“Em nome do pai” inaugura o sinal-da-cruz. Em nome
da mãe inaugura-se a vida. (pág. 10).
E é sobre a vida, esse mistério que é a vida, por meio da Maternidade que Em nome da mãe, livro de Erri de Luca, publicado pela Companhia das Letras,em 2007, se centra. Com a palavra Maria – Miriam, na versão hebraica –, a mãe do Menino Jesus – Ieshu –, que vai contar os nove meses entre a Anunciação, na aldeia de Nazaré, à Natividade, em Belém.
Muito se sabe sobre a
história de Maria, quando da Anunciação e o Nascimento de Cristo, mas o período
da gestação, da dimensão humana da Maternidade, quase nada se conta. O autor,
estudioso dos textos bíblicos, por meio de seu conhecimento, mas principalmente
da sua sensibilidade, se propõe a desvendar, mas sem compromisso com conceitos
teológicos e filosóficos.
A história tem início no
final de uma manhã do mês de março, quando Maria é surpreendida por um vento
que entra pela janela, e a voz de um anjo faz a Anunciação. Tocada pela graça,
ela se apressa em contar a José (Iosef), seu noivo que, depois da estranheza do
primeiro momento e por ser homem justo, não só crê na história, como enfrenta a
comunidade judaica para proteger Maria e o filho que ela carrega (pelas leis,
uma mulher grávida antes do casamento, e ainda de outro homem, deveria ser
apedrejada), mas para isso, ele pede que ela lhe conte tudo, palavra por
palavra, como foi dito.
Os homens dão tanta importância às palavras, para
eles são tudo o que conta, que tem valor. Iosef queria conhecê-las para poder
guardá-las, relatá-las. Logo imaginou as consequências legais. O anúncio
quebrara nosso compromisso. Eu estava grávida de um anjo que chegara, antes do
compromisso. Eu estava grávida de um anjo que chegara, antes do casamento. Por
isso ele pedia outras palavras, para citar na assembleia, em busca de uma
defesa perante a aldeia.
Enfrentando todos, os
dois mantêm o compromisso do casamento em setembro, e vão tocando suas vidas. Mas
ele perde o emprego na oficina onde trabalhava como ajudante, tendo de montar
seu próprio negócio e contar com seu talento para os trabalhos que surgirem. E
ela, vítima de acusações e intrigas, segue tranquila, sem se deixar intimidar.

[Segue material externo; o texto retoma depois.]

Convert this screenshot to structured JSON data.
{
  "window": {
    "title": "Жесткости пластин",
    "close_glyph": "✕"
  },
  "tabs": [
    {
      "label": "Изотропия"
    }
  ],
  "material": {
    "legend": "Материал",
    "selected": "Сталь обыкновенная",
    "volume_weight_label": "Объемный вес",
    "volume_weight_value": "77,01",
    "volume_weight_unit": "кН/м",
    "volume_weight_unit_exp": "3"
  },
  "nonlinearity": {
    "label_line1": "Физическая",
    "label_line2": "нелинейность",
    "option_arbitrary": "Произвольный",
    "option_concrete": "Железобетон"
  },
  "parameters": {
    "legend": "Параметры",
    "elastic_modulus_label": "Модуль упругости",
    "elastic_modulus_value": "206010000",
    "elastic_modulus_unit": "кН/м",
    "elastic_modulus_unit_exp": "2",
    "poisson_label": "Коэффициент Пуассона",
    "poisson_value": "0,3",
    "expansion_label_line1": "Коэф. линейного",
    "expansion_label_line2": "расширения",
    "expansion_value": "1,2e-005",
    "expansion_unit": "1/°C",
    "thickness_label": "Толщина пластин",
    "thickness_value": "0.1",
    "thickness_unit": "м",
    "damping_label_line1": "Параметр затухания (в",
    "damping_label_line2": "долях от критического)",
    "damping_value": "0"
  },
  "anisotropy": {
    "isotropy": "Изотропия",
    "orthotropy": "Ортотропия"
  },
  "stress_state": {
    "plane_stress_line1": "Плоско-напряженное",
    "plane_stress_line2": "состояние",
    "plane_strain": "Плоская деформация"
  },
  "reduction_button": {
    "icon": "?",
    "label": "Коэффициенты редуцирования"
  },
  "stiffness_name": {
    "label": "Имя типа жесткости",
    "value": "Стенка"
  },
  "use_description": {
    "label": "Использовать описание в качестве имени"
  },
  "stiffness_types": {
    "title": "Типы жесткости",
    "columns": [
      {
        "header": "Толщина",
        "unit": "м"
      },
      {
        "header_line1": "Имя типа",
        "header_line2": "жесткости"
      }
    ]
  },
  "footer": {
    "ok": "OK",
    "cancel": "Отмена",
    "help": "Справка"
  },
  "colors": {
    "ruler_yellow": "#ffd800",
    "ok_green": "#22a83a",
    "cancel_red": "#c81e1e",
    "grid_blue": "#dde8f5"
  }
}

As mulheres cuspiam depois que eu passava por elas.
Eu saía para a função do sábado. Diante e seus insultos, endireitava mais a
coluna, estufava mais a barriga...
... Estar grávida, crescer feito a lua, contar as
semanas como para o transvasamento do vinho, não ter as regras, tudo era uma
pureza que me inebriava de alegria...
Em setembro, ao término
dos trabalhos nos campos, realizaram-se as bodas. Enfim, casados! Porém, José
promete não tocá-la até que o filho nasça. Assim, a vida vai se encaminhando
até que chega dezembro e, próximo ao nascimento, José e Maria têm de ir a Belém
para o recenseamento, de forma que ela terá de dar à luz sozinha, sem o auxílio
de parteiras e da mãe, que ficaram em Nazaré.
A viagem é difícil, mas
por fim chegam a Belém. A cidade está cheia por causa do recenseamento e não há
hospedaria vaga. José consegue lugar em uma estrebaria, onde poderá abrigar a
mulher grávida. Ela diz que o menino nascerá naquela noite, mas não sente medo,
sua mãe lhe dera instruções e ela sente que poderá fazer o parto sozinha, uma
vez que pelas leis judaicas, o homem não pode participar desse momento.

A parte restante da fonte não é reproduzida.